Before you start
Objectives: learn about network printing in general and what is print server.
Prerequisites: no prerequisites.
Key terms: print, server, job, workstation, hardware, interface, method
Concept of Network Printing
Network printing allows us to efficiently use printing resources. With network printing we first connect all of our work stations to a network and then we implement a network printer. In general there are two ways this can be done. In first method we take a regular printer and plug it into the back of one of the PCs. On the picture below that PC is named Workstation 1. Then we share that printer on the network by going to the printer properties in Windows.
337.1 – Shared Printer
In this configuration other hosts on the network can send the print job through the network to the Workstation 1, which then sends the print job to the print device. This is the cheaper method, but we depend on the Workstation 1, which has to be turned on all the time. If someone is using that computer, then we depend on that person too. This method is used in home or small office scenarios. To connect to the shared printer we can use the UNC path in the format: \\computername\sharename.
In second method we implement the type of printer that has its own network interface installed (either wired or wireless). This way we can connect our printer directly to the network so the print jobs can be sent from workstations directly to that network printer.
337.2 – Printer With Network Interface Card
The print job doesn’t have to go through the workstation such as in the first case. To connect to a network attached printer we can create a printer object using a TCP/IP port. We use the IP address and port name information to connect to the printer.
When a client needs to send a print job to the network printer, client application formats the print job and sends it to the print driver. Just as a traditional print job, it’s saved on the local work station in the spool. Then the job is sent from the spool to the printer. In traditional set up the computer will send the job through the parallel or USB cable to the printer. In the network printing set up, the job is redirected. The print job goes out through the network board, then the network, and then arrives at the destination network printer.
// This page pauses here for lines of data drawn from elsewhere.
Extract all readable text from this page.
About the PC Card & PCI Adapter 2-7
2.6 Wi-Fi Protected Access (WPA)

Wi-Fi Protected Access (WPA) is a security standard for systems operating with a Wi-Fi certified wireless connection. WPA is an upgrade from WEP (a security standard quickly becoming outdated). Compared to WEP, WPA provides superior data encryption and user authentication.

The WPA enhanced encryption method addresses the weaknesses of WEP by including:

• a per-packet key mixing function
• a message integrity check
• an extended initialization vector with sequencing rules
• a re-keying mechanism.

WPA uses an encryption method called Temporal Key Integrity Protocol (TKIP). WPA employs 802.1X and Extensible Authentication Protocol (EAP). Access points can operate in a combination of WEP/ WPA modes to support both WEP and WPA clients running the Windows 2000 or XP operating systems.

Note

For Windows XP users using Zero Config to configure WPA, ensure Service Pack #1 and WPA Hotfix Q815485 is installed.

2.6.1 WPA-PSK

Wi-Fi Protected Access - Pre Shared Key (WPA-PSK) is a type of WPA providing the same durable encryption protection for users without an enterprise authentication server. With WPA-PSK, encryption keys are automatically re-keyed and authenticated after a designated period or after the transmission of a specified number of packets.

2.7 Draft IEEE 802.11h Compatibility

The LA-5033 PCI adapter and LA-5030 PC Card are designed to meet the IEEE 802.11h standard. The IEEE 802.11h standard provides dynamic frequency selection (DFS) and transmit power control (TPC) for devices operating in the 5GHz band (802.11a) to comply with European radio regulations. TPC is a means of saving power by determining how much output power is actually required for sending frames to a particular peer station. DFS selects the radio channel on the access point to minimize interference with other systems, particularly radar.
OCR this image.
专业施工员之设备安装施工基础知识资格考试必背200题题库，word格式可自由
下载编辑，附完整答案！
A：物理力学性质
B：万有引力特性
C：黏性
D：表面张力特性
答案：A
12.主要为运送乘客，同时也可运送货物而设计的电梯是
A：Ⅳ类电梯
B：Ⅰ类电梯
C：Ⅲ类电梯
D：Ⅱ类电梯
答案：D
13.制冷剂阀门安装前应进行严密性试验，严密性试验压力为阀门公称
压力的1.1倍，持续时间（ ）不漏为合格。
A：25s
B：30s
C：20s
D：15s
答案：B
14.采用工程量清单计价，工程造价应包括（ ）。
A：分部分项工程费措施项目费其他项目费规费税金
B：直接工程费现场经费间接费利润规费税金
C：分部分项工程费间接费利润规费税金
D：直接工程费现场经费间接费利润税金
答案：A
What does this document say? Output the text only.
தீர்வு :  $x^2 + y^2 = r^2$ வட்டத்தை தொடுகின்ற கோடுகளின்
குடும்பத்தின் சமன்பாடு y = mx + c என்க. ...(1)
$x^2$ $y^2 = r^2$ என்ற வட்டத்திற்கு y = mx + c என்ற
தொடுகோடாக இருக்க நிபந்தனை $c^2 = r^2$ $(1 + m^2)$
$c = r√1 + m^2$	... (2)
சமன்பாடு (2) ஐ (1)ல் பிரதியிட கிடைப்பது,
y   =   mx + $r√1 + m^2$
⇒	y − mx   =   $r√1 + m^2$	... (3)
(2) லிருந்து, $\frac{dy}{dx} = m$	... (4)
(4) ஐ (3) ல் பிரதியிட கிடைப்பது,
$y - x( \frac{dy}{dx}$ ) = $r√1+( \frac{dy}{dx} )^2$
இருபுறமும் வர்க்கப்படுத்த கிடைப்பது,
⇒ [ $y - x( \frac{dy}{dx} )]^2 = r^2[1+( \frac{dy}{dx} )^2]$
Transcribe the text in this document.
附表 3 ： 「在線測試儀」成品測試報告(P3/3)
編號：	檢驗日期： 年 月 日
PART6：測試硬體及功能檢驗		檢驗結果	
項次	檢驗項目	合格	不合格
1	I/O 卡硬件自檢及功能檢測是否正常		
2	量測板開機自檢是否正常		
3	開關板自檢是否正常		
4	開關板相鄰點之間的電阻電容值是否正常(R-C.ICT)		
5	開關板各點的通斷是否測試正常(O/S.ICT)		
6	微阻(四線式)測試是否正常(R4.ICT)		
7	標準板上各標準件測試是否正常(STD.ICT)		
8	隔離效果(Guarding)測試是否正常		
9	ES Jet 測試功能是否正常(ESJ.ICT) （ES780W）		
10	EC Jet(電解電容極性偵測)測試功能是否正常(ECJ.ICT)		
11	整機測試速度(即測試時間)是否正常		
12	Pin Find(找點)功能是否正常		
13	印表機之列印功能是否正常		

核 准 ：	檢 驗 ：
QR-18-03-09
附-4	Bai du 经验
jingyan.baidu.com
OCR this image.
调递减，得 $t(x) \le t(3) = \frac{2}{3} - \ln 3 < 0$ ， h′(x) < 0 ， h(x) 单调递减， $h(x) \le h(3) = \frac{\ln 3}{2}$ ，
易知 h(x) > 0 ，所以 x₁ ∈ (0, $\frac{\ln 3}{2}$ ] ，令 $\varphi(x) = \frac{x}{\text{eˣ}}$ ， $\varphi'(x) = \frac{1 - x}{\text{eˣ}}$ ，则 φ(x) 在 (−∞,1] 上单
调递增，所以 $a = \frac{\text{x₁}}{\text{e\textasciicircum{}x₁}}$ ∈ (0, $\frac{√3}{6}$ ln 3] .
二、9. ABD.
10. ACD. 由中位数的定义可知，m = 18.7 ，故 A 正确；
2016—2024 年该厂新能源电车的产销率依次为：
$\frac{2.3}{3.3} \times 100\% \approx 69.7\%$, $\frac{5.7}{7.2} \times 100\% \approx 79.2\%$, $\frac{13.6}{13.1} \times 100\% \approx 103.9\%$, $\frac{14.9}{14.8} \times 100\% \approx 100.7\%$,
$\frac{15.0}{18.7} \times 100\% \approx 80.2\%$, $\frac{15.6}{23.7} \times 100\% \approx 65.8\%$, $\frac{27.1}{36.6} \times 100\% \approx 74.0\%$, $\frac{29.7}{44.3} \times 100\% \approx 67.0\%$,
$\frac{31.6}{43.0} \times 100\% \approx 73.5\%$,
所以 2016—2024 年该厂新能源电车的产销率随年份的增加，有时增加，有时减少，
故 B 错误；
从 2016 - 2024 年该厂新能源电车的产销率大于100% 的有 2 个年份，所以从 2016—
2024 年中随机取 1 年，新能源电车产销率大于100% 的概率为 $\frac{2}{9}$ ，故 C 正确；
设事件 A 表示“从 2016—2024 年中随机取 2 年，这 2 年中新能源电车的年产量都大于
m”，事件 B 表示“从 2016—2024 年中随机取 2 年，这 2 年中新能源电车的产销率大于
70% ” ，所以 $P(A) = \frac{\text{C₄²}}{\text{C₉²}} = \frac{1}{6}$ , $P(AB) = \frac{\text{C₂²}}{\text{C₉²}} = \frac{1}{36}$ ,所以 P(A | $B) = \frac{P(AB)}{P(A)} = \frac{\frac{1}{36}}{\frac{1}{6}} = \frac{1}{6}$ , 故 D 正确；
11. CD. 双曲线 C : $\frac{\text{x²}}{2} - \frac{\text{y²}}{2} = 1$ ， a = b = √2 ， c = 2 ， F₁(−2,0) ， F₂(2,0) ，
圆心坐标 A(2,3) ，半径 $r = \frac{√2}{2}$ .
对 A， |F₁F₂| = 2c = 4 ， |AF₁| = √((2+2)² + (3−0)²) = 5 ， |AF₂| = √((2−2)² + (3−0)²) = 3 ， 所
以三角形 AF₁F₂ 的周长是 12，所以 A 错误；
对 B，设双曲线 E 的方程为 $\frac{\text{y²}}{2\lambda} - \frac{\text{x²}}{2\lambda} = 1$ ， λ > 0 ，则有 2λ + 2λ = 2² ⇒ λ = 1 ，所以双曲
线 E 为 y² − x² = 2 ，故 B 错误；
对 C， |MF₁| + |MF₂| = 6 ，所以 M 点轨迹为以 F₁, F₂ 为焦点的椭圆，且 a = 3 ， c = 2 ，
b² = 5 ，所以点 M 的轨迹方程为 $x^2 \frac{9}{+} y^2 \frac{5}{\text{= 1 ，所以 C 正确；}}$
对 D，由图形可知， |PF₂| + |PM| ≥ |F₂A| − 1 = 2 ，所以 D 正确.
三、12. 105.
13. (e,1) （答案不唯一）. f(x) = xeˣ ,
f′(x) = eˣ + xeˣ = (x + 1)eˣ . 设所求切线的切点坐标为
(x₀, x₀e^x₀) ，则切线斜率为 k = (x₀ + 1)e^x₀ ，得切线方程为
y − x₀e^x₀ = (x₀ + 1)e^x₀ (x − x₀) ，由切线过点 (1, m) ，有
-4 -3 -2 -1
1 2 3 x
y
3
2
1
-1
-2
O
Each network host that wants to use the network printer must have the corresponding printer driver installed. When we share a printer in Windows, the current printer driver is automatically delivered to clients that connect to the shared printer. If the client computers run a different version of Windows, we can add the necessary printer drivers to the printer object. To add drivers for network users we can use the ‘Advanced’ and ‘Sharing’ tab in printer properties.
An important component of any network printer that we have is the print server. The print server manages the flow of documents sent to the printer. Using a print server lets us customize when and how documents print. There are different types of print servers. In the first scenario where we have attached ordinary printer to our workstation, the printer has no print server hardware built in. In this case the operating system running on Workstation 1 functions as a print server. It receives the jobs from the other clients, saves them locally in a directory on the hard drive and spools them off to the printer one at a time as the printer becomes ready. The computer can fill other roles on the network in addition to being the print server. Most operating systems include print server software.
Some printers, like our printer from the second scenario, have a built in print server that’s integrated into the hardware of the printer itself. It receives the print jobs from the various clients, queues them up, gives them priority and sends them on through the printing mechanism as it becomes available. We often refer to this type of print server as internal print server. We use special management software to connect to this kind of print server and manage print jobs.
Print servers can also be implemented in another way. We can purchase an external print server. The external print server has one interface that connects to the printer (parallel or USB interface), and it also has a network jack that plugs into our HUB or switch. It provides all the print server functions but it’s all built into the hardware of the print server itself. So, when clients send a job to the printer, the jobs are sent through the network to the hardware print server which then formats, prioritizes, saves them in the queue, and then spools them off to the printer one at a time as the printer becomes available. Different operating systems implement servers in different ways, and different external or internal print servers also function in different ways. Because of that we need to check our documentation to see how to set it up with our specific hardware or software.
We have articles in which we show how to set up network printer.
We can share our existing printers on the network or we can set up a printer which has its own NIC and which is then directly connected to the network. Print server formats, prioritizes, queues and then spools print jobs.